Der Zwerg stemmte sich in die Höhe:
› Siehst du – wer sagt das? Wer will das bestimmen? Muspel etwa? Das F symbolisiert unseren subversiven Kampf gegen jede Form von Durchsetzung und Zwang. Zu den neuen Rechtschreibregeln beispielsweise haben wir extra eine Reversivkommission eingerichtet: eine Unterabteilung gegen die Muspel-Reform, eine gegen die Nifl-Verwirrungen. Ist schwer zu sagen, wer Sieglinde derzeit in seiner Gewalt hat – nebenbei, ihr Deckname hier lautet Selvaggia – na, ich vermute mal Muspel. Hier, ließ er sich plötzlich auf den Thron zurückfallen, › sind Fotos von einem unserer Spione: Das ist auf dem Parkplatz vor dem Bayreuther Festspielhaus.
Ein Adjutant überreichte einem eine Handvoll Abzüge. Auf den vielleicht zwanzig großformatigen und in Serie geschossenen Schwarzweißabzügen erkannte man, wie Colombo Sarolle durch die Menge zerrt, um gleich auf Bild Vier von einem weiteren Trio mit unter dem Mantel hervorlugenden Mikrowellenpistolen hinterrücks zu ihrer Freigabe gezwungen zu werden. Stan und Laurel halten den gegnerischen Colombo in Schach und achten darauf, dass der Heimkehrerschar nichts auffällt, während der andere Colombo Selvaggia in einen Golf drückt. Laurel und Stan, die mich auf der Toilette gesucht hatten, treffen zu spät ein, um das Blatt wieder zu wenden. Das Auto davon.
Volltreffer ins Weiße in zwei Fällen. Kein FAF und keine Sarolle. Statt dessen Solveigs Lied angestimmt.

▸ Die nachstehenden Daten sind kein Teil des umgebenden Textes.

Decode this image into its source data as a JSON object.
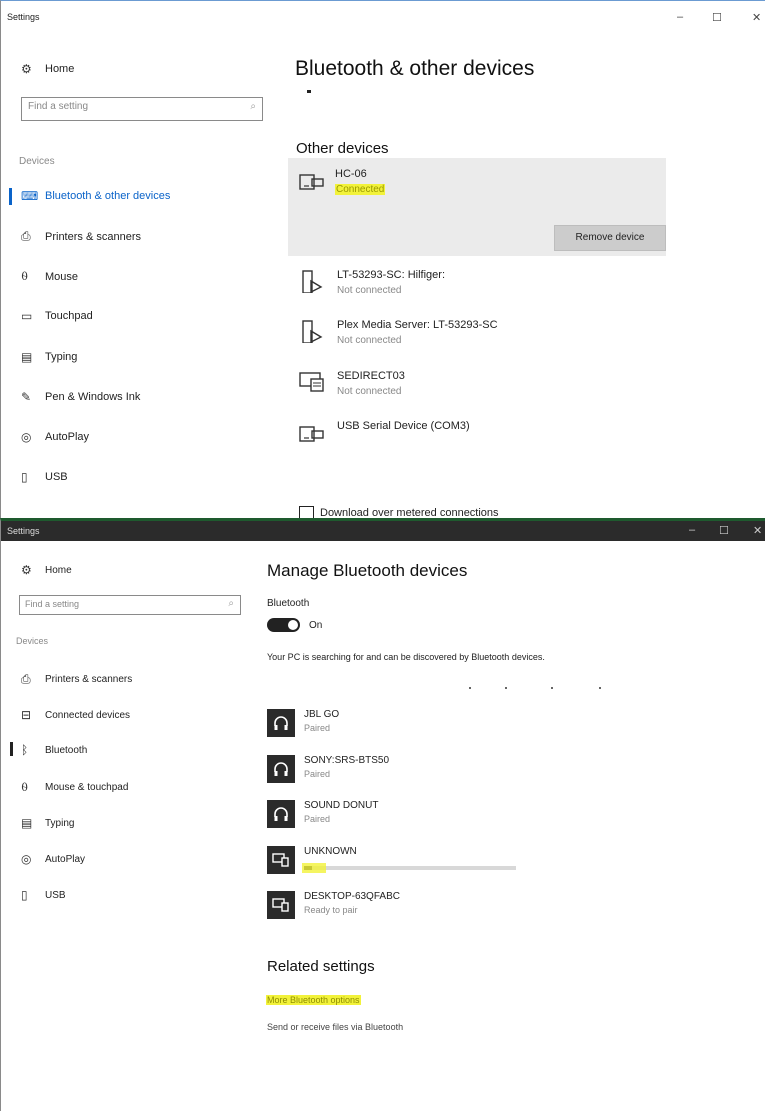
{
  "window1": {
    "title": "Settings",
    "controls": {
      "minimize": "–",
      "maximize": "☐",
      "close": "✕"
    },
    "sidebar": {
      "home_label": "Home",
      "search_placeholder": "Find a setting",
      "section_label": "Devices",
      "items": [
        {
          "label": "Bluetooth & other devices",
          "icon": "bluetooth-devices-icon",
          "selected": true
        },
        {
          "label": "Printers & scanners",
          "icon": "printer-icon"
        },
        {
          "label": "Mouse",
          "icon": "mouse-icon"
        },
        {
          "label": "Touchpad",
          "icon": "touchpad-icon"
        },
        {
          "label": "Typing",
          "icon": "keyboard-icon"
        },
        {
          "label": "Pen & Windows Ink",
          "icon": "pen-icon"
        },
        {
          "label": "AutoPlay",
          "icon": "autoplay-icon"
        },
        {
          "label": "USB",
          "icon": "usb-icon"
        }
      ]
    },
    "main": {
      "page_title": "Bluetooth & other devices",
      "section_title": "Other devices",
      "devices": [
        {
          "name": "HC-06",
          "status": "Connected",
          "icon": "device-icon",
          "selected": true
        },
        {
          "name": "LT-53293-SC: Hilfiger:",
          "status": "Not connected",
          "icon": "media-device-icon"
        },
        {
          "name": "Plex Media Server: LT-53293-SC",
          "status": "Not connected",
          "icon": "media-device-icon"
        },
        {
          "name": "SEDIRECT03",
          "status": "Not connected",
          "icon": "display-device-icon"
        },
        {
          "name": "USB Serial Device (COM3)",
          "status": "",
          "icon": "device-icon"
        }
      ],
      "remove_button": "Remove device",
      "metered_checkbox_label": "Download over metered connections"
    }
  },
  "window2": {
    "title": "Settings",
    "controls": {
      "minimize": "–",
      "maximize": "☐",
      "close": "✕"
    },
    "sidebar": {
      "home_label": "Home",
      "search_placeholder": "Find a setting",
      "section_label": "Devices",
      "items": [
        {
          "label": "Printers & scanners",
          "icon": "printer-icon"
        },
        {
          "label": "Connected devices",
          "icon": "connected-devices-icon"
        },
        {
          "label": "Bluetooth",
          "icon": "bluetooth-icon",
          "selected": true
        },
        {
          "label": "Mouse & touchpad",
          "icon": "mouse-icon"
        },
        {
          "label": "Typing",
          "icon": "keyboard-icon"
        },
        {
          "label": "AutoPlay",
          "icon": "autoplay-icon"
        },
        {
          "label": "USB",
          "icon": "usb-icon"
        }
      ]
    },
    "main": {
      "page_title": "Manage Bluetooth devices",
      "bluetooth_label": "Bluetooth",
      "toggle_state": "On",
      "searching_text": "Your PC is searching for and can be discovered by Bluetooth devices.",
      "devices": [
        {
          "name": "JBL GO",
          "status": "Paired",
          "icon": "headphones-icon"
        },
        {
          "name": "SONY:SRS-BTS50",
          "status": "Paired",
          "icon": "headphones-icon"
        },
        {
          "name": "SOUND DONUT",
          "status": "Paired",
          "icon": "headphones-icon"
        },
        {
          "name": "UNKNOWN",
          "status": "",
          "icon": "device-pair-icon",
          "progress": 0.04
        },
        {
          "name": "DESKTOP-63QFABC",
          "status": "Ready to pair",
          "icon": "device-pair-icon"
        }
      ],
      "related_title": "Related settings",
      "related_links": [
        {
          "label": "More Bluetooth options",
          "highlighted": true
        },
        {
          "label": "Send or receive files via Bluetooth"
        }
      ]
    }
  }
}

Ablenkungsmaßnahme von den eigenen Gefühlen mit einer Fangfrage:
› Seid ihr genauso gespalten?
› Die AFFA, erklärte Albi geduldig, › ist nach Außen hin eine konterrevolutionäre Bewegung gegenüber dem FAF. Doch dient sie wie dieser nur der Verschleierung: des Kampfes gegen Nifl und Muspel. Man könnte diese zwei Einheiten Antinif und Contramus nennen … aber wir teilen nicht den Wahn, alles bezeichnen zu müssen.
› Wieso dann überhaupt AFFA?
› Stimmt, früher waren wir da konsequenter. Aber die Zeit zwang uns, Strategien des Gegners zu adaptieren, um die Chancen zu erhöhen, überhaupt wahrgenommen zu werden. Außerdem wuchs uns die Verwaltung über den Kopf: Weil wir für nichts einen Namen hatten, wurde alles immer mehr Kraut und Rüben.
› Wissen Nifl und Muspel von euren Aktivitäten?
› Sie vermuten, haben aber keine Gewissheit. Wann immer etwas nicht nach Plan verläuft, schieben sie es ihrem Gegenüber in die Schuhe, kicherte er. › Die Vorstellung einer grundsätzlichen Opposition gegen beide zugleich, der Gedanke, es könnte noch andere Mächte geben als sie, übersteigt naturgemäß ihr Vermögen; das geht über ihre Selbstdefinition. Dabei liegt es auf der Hand! Nehmen wir ein physikalisches Bild: Es gibt neben Materie (FAF) eben auch Antiatome (AFFA), die innerhalb der Materiegesetze nicht in Erscheinung treten, weil sie das Gegenteil davon sind. Atome und Antimaterie wiederum bestehen jeweils aus positiv und negativ geladenen Teilchen – Nifl und Muspel die einen (Elektronen und Protonen), Positronen und Antiprotonen (Antinif und Contramus) die anderen.
› Was ist mit Neutronen und Antineutronen?
› Die halten sich gegenseitig da raus.
› Es muss doch –
› Der Einzige, der Gewalt über beiderlei Materien hat, ist Punktpunktpunkt. So wird er von den anderen bezeichnet. Weil er den Dingen die Namen verleiht und wieder nimmt; selbst so unsäglich viele besitzt, dass es die Ewigkeit und einen Tag dauern würde, sie alle auszusprechen: »Der buntfarbige Flunkerer« oder »der wilde Wortwürfler« … Wir hier haben keine Sprache für ihn, wozu auch – er ist jung und zugleich alt, er steht über der Zeit, denn er kennt als Einziger die Runen genau und weiß, wie man sie gebraucht. Wozu also über ihn reden?